More than 20 per cent of primary school children in Zimbabwe reaching Grade 4 are not able to read, write and solve simple mathematical problems.
This was said by the Permanent Secretary in the Ministry of Primary and Secondary Education, Tumisang Thabela during a Child Budgeting meeting in Harare.
She said 20 percent of children were regressing while some are losing the literacy they would have attained at early learning by the time they reach Grade 4. Thabela said:
The literacy and numeracy levels in our country need to be improved. The results from the ZELA (our foundational learning level internal national Assessment) revealed that there is 75 percent literacy among our Grade 2 learners who were sampled and 72 percent numeracy levels among the same sample.
In both cases, it was clear that we were shy of the target by more than 20 percent. This meant that more than 20 percent of learners who went into Grade 3 and in Grade 4 this year were not ready in terms of literacy and numeracy foundational skills.
Literacy is defined as the ability to understand, critically analyze, and create a variety of forms of communication, including oral, written, visual, digital, and multimedia, to accomplish one’s goals.
Numeracy is defined as the ability to understand and apply mathematical concepts, processes, and skills to solve problems and make decisions in a variety of situations, including real-life scenarios.

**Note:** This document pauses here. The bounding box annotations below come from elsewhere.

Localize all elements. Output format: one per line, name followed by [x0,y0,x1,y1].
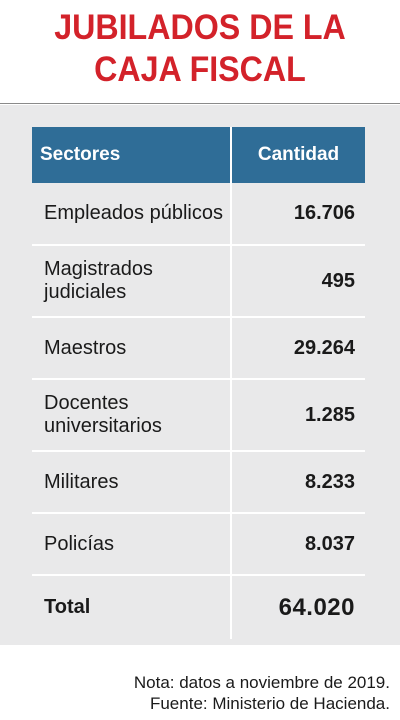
row-quantity-value: 1.285 [230,379,365,452]
row-sector-label: Maestros [32,317,231,380]
footnotes: Nota: datos a noviembre de 2019. Fuente:… [134,672,390,714]
header-sectores: Sectores [32,127,231,183]
title-block: JUBILADOS DE LA CAJA FISCAL [0,0,400,104]
row-sector-label: Policías [32,513,231,576]
table-row: Policías 8.037 [32,513,365,576]
table-row: Militares 8.233 [32,451,365,514]
table-panel: Sectores Cantidad Empleados públicos 16.… [0,105,400,645]
table-row: Empleados públicos 16.706 [32,183,365,246]
header-cantidad: Cantidad [230,127,365,183]
table-row: Docentes universitarios 1.285 [32,379,365,452]
source-text: Fuente: Ministerio de Hacienda. [149,694,390,713]
row-quantity-value: 495 [230,245,365,318]
note-text: Nota: datos a noviembre de 2019. [133,673,390,692]
row-sector-label: Militares [32,451,231,514]
total-value: 64.020 [230,575,365,639]
table-header-row: Sectores Cantidad [32,127,365,183]
total-label: Total [44,596,91,618]
row-quantity-value: 16.706 [230,183,365,246]
page-title-line-2: CAJA FISCAL [94,50,306,89]
table-total-row: Total 64.020 [32,575,365,639]
row-sector-label: Docentes universitarios [32,379,231,452]
row-quantity-value: 8.233 [230,451,365,514]
row-quantity-value: 29.264 [230,317,365,380]
row-sector-label: Magistrados judiciales [32,245,231,318]
page-title-line-1: JUBILADOS DE LA [54,8,346,47]
row-quantity-value: 8.037 [230,513,365,576]
table-row: Maestros 29.264 [32,317,365,380]
data-table: Sectores Cantidad Empleados públicos 16.… [32,127,365,639]
table-row: Magistrados judiciales 495 [32,245,365,318]
row-sector-label: Empleados públicos [32,183,231,246]
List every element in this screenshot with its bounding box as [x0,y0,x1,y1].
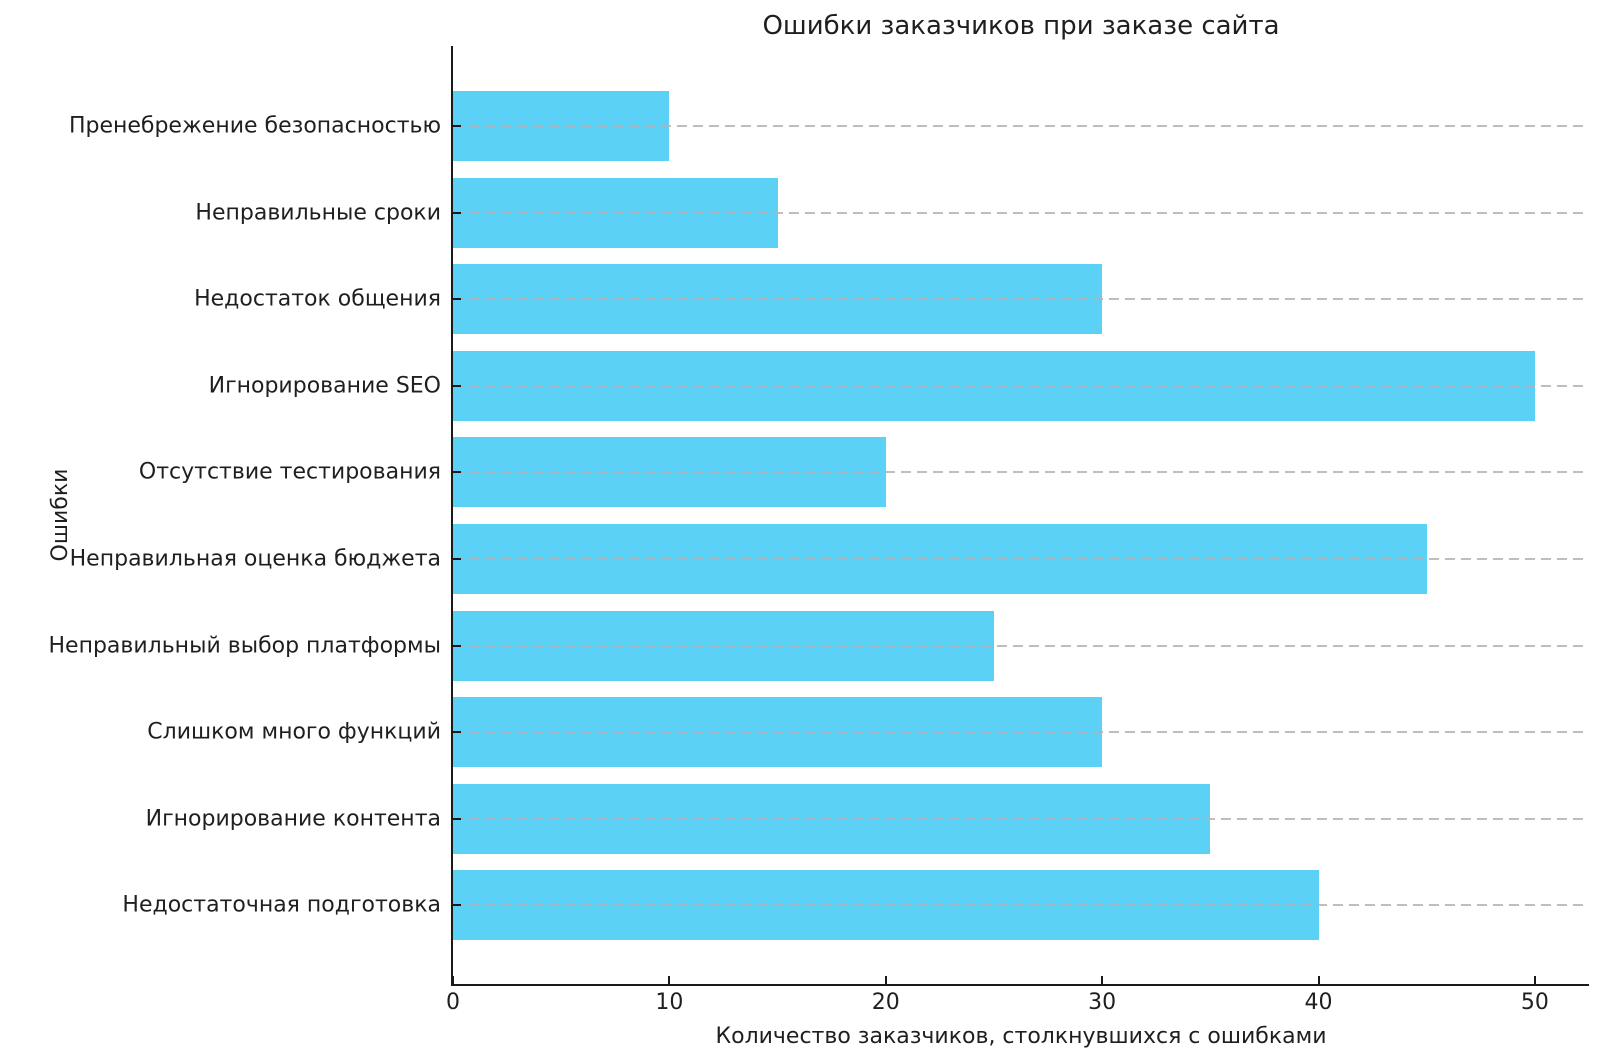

Meanwhile, Thabela said there is a need to collectively invest in foundational learning to ensure that learners perform better in upper grades. She said:
20 percent of children in class are actually regressing as learning becomes more and more difficult.
They become regressive and they end up losing even the literacy that they had by Grade 2, which is why I always say when we complain that a child has failed at Grade 7, we are complaining a bit late. We should have complained in Grade 2.
These grades will ensure that a child poor performs poorly in upper grades and beyond because as the stuff they are exposed to becomes more difficult, their gaps widen.
To us, foundational learning is the most fundamental key to any learning g success in our system and in our schools.
We need to collectively invest in this as learners and stakeholders in the education sector.